The good news is that they killed H.B. 947, the bill to allow home school students to participate in public school interscholastic programs. The vote was 7-8. Republican Senator Harry Blevins joined the 7 Democrats to defeat the bill.
HB 1063, Delegate Tata’s bill to repeal the King’s Dominion Act and give school boards control of the calendar, failed on a 6-9 vote.
The full Senate passed by HB576, the fire the teacher for no reason and with no due process bill, once again. This is torture. The word is that the vote will be on Monday. Please keep the calls and emails coming to Senators.
Talking about school funding in this legislative session has been difficult. When we talk about the cuts to school funding, the response is, “How can you talk about cuts, when the Governor ,the House Budget, and the Senate Finance Committee budget proposals add money for schools?” Well, the proposals don't begin to make up for all of the cuts since 2009. There isn’t much difference between what the House and Senate are proposing.

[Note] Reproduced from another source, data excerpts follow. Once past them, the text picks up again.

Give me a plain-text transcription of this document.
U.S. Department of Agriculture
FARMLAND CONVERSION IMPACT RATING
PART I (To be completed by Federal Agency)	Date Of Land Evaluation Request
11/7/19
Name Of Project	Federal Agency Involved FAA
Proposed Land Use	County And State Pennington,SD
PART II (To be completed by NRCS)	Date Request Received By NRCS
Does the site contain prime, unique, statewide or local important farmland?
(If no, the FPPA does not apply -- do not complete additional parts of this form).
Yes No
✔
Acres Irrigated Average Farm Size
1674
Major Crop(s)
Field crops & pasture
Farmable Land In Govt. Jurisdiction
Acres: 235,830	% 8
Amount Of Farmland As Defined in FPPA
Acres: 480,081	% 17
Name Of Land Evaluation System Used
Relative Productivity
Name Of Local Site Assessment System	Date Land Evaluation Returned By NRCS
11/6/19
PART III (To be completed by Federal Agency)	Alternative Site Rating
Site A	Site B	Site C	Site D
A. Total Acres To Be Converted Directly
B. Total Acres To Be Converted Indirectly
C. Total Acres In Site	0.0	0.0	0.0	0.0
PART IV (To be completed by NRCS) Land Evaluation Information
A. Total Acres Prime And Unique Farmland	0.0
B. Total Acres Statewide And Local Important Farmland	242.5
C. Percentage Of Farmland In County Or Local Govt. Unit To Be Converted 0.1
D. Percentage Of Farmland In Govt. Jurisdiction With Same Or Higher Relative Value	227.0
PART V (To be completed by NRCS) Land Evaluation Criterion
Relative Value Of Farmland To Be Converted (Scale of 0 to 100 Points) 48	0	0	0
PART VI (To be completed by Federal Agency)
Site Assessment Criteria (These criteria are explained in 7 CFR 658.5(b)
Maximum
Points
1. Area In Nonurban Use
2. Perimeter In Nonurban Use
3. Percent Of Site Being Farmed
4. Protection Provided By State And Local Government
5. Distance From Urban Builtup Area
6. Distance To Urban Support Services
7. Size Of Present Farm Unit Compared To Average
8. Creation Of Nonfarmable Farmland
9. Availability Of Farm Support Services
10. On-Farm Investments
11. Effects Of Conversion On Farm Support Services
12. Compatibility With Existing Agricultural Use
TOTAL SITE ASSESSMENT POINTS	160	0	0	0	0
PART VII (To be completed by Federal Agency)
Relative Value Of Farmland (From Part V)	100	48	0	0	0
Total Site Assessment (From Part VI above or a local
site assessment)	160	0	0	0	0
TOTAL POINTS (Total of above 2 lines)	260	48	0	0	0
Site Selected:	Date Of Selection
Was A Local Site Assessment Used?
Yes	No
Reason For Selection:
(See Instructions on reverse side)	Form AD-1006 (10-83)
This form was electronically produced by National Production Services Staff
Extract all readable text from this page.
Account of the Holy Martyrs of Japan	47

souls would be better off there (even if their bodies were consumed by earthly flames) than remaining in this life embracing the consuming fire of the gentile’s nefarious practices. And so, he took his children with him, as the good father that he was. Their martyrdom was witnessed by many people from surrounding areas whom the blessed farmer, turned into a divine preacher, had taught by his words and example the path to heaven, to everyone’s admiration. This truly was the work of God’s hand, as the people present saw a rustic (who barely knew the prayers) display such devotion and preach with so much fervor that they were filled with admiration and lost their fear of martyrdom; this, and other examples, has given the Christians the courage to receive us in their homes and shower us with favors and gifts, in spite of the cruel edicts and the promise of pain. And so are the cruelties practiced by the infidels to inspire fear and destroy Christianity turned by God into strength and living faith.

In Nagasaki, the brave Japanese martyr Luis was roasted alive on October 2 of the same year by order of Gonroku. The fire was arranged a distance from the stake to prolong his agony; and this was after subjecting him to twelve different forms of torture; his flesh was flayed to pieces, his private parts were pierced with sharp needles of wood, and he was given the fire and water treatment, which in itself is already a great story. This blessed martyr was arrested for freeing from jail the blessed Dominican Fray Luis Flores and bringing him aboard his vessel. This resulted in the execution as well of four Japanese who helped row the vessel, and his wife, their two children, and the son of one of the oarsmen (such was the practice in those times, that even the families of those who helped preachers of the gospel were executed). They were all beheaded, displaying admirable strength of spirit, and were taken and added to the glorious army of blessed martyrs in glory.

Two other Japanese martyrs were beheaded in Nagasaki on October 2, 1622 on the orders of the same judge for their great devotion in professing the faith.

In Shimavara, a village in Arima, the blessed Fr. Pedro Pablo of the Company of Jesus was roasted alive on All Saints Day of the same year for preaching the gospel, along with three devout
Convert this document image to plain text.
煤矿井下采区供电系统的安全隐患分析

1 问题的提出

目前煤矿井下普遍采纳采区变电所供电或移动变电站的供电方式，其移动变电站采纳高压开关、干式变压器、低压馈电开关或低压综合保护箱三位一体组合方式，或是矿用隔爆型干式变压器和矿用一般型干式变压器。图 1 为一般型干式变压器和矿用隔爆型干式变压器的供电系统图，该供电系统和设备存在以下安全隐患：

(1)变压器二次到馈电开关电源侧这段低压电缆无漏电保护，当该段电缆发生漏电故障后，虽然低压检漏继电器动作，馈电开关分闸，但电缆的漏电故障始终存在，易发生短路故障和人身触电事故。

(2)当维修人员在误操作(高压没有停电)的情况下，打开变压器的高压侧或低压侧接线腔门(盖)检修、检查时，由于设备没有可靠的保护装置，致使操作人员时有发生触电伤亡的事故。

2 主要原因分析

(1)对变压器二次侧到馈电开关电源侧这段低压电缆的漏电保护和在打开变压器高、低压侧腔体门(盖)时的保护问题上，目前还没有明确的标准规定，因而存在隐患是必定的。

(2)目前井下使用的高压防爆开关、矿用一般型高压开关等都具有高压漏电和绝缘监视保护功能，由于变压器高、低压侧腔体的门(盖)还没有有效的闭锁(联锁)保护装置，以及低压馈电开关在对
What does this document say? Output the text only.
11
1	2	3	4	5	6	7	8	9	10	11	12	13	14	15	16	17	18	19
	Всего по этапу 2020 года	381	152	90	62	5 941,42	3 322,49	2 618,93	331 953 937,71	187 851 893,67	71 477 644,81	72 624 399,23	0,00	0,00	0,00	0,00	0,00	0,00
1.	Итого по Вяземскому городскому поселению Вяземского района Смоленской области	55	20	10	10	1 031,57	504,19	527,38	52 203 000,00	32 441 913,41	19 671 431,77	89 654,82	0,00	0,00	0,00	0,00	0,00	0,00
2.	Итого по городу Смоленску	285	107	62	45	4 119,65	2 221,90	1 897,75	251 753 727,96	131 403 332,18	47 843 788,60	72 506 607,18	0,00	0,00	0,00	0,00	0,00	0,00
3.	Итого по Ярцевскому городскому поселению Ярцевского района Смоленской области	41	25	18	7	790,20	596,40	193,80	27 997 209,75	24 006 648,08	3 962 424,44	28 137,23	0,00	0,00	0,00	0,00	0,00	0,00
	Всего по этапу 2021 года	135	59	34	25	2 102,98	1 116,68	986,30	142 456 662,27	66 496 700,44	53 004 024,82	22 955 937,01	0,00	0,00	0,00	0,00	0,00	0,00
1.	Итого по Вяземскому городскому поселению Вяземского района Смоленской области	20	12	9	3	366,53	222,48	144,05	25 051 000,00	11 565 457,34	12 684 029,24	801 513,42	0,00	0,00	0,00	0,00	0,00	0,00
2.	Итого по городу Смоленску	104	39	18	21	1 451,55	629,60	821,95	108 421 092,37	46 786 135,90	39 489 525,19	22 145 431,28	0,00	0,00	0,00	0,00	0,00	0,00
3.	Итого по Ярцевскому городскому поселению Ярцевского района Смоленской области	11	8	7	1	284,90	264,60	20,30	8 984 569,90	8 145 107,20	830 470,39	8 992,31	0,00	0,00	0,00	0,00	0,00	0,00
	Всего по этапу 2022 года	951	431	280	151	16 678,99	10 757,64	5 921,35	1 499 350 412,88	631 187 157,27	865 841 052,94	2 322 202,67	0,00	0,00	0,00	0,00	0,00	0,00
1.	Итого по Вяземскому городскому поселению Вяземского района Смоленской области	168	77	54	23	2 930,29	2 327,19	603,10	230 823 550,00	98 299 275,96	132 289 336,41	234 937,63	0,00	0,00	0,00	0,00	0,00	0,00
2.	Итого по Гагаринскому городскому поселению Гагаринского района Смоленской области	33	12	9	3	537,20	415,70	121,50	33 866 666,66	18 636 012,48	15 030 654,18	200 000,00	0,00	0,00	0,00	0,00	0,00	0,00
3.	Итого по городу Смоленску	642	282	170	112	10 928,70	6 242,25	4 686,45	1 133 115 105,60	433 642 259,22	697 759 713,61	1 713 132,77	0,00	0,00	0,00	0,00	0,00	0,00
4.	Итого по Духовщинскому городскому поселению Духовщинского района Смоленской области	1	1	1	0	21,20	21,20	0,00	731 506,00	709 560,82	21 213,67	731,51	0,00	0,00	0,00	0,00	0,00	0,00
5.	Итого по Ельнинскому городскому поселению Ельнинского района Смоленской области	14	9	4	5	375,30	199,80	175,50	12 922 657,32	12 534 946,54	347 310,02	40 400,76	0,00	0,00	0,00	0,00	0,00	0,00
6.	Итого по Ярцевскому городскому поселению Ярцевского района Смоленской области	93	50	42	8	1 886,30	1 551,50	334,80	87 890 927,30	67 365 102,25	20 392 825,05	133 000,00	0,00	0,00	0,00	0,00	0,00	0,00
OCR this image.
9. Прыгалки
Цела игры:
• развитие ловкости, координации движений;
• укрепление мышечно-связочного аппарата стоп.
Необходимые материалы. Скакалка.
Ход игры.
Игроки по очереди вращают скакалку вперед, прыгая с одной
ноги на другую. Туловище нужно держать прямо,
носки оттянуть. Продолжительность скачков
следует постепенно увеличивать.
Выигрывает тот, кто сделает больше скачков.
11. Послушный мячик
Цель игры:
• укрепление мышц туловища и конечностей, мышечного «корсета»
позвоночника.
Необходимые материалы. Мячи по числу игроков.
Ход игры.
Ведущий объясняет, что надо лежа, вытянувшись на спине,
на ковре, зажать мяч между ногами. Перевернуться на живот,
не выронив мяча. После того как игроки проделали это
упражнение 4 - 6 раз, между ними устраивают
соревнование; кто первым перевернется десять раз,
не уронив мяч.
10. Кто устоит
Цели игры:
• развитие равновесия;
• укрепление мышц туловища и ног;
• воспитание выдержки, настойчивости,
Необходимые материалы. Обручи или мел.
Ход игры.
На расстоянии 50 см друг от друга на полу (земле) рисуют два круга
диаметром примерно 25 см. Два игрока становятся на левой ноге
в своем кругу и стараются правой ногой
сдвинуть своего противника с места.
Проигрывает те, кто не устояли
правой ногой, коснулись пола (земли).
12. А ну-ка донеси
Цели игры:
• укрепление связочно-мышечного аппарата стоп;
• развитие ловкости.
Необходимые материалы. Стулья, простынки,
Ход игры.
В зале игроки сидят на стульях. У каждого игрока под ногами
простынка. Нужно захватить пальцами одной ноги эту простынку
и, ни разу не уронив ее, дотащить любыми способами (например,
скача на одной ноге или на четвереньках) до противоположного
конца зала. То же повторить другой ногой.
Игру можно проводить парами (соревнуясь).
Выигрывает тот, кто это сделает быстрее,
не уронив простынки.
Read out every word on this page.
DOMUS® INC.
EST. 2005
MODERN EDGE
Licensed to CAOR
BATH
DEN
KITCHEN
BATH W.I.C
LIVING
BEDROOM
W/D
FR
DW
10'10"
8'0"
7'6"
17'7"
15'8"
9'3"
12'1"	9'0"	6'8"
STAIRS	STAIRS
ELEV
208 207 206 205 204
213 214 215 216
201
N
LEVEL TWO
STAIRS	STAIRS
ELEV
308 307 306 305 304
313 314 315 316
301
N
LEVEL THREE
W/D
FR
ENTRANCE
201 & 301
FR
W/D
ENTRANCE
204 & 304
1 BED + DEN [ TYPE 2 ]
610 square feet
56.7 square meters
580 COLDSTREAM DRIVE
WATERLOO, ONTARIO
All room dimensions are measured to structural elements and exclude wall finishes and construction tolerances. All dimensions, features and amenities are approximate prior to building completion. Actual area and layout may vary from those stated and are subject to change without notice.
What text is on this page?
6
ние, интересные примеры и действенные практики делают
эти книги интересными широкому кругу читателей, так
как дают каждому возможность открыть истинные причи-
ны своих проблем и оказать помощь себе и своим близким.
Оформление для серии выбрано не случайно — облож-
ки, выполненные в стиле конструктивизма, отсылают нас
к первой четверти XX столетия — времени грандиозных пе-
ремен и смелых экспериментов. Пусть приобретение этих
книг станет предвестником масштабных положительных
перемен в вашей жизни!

A concrete way to look at the impact for your school division is to check out this chart. It will take a little while to load onto your computer.
Click on first item – “Budget highlights.” Look for the House and Senate tabs. You’ll have to have Excel to read the chart.
As you can see, there are winners and losers. Let’s look at the difference between the funding we had in 2008-2009 and what is proposed by the House. Fredericksburg actually gains 27%, while Lexington loses 27.81%. Statewide the amount in the House budget is 9.71% less – a loss of $511 per pupil. So the small restoration of funds in the House budget falls far short of taking us back to where we were four years ago.
How can you use this? How about if a Lexington teacher wrote a letter to the editor saying something like this:
I keep hearing members of the Virginia House of Delegates crowing about how much they are doing for our public schools. Well, I’ve checked it out, and the House budget provides 27.81% less in state funding for our schools in Lexington that was provided in the 2008-2009 school year.
Our students are suffering. Classes are larger. Course offerings have been reduced, and text books are outdated.
We need some straight talk about investing in the future of our children by providing them with an education of high quality. What we don’t need is less-is-more mumbo-jumbo from our state legislators.
Check out the numbers for your school division. I’m sure you can write a better letter than I.